"Well, sir, if you look in our terms of service, it says quite clearly that if most of your traffic goes to a set of services that we have determined are most likely VPNs because we control most of the end-traffic on the internet, well then we can disconnect you. I know, sir, machine learning is wonderful as I'm sure you've read on Hacker News that you visit regularly. What's that? You swear it isn't VPN traffic? Ok, can you provide any evidence to that effect? You can't? Ok, well, you have been disconnected sir, and if you like, you can pay a $300 fee to get reconnected and rejoin our new VPN plan at $150 per month. If you want to use our VPN plan that will be $30 per month on top of all the other services you will need to select"

I suspect Google, Apple, Microsoft, Facebook soon thereafter jump into the always on VPN market in some form or another.

They don't have to inspect the traffic for this scenario. They can do it purely based on the routing requested.

VPN handshake detection is pretty easy for modern packet-inspection hardware.

Yes, you can beat this, but it is inaccurate to characterize it as being completely unstoppable.

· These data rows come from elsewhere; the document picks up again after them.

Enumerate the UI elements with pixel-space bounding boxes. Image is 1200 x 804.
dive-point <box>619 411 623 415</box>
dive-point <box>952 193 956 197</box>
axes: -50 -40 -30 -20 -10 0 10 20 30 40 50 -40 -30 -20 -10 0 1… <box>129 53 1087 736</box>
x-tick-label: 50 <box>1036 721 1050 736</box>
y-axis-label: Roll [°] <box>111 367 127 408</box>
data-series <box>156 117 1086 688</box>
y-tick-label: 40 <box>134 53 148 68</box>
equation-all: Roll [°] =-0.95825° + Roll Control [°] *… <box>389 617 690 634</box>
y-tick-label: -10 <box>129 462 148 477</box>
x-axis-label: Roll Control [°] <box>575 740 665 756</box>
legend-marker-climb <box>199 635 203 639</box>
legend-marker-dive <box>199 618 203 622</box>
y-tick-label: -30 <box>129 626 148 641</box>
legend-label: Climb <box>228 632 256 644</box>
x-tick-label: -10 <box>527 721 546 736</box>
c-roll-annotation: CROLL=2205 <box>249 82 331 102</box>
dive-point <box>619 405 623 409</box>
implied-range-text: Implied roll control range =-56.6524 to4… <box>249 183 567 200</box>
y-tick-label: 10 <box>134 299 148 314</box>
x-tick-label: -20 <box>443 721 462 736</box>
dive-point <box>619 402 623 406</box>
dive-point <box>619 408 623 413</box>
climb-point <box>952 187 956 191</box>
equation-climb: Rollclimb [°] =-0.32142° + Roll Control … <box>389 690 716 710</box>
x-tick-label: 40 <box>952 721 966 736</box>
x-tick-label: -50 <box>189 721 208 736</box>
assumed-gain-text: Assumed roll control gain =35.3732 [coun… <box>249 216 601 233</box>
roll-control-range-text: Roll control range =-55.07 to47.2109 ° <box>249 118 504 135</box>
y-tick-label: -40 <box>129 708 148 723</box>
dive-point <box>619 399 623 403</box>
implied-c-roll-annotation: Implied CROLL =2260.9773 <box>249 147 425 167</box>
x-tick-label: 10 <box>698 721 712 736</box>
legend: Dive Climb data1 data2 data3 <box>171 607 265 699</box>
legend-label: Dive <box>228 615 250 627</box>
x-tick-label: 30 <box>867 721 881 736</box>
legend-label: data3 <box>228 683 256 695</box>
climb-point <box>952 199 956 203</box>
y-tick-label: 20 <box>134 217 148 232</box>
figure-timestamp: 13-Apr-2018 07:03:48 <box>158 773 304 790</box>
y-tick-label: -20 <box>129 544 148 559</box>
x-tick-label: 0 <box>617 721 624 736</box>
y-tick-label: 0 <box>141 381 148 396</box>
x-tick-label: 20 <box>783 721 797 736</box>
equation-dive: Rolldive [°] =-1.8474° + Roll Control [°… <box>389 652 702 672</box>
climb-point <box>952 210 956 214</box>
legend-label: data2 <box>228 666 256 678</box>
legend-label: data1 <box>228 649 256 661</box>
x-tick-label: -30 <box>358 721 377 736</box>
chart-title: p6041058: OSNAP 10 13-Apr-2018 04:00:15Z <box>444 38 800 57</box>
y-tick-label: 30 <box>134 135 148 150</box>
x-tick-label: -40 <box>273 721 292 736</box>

I suspect you can. You can certainly analyze the timing and lifetime's to identify VPN's vs HTTPS (at the expense of a few websocket false positives). And I suspect you could even characterize entropy.

Even if this were true, it would be very easy for an ISP to insist that their own certificates be trusted as part of the terms of usage. This would give the ISP data access.

Depends on the VPN. Https handshakes are very different than say openvpn. But you can definitely hide your vpn behind the https protocol.

most modern NGFW's identify traffic by the layer 7 application. many (but not all) are identified by the time a tcp handshake completes.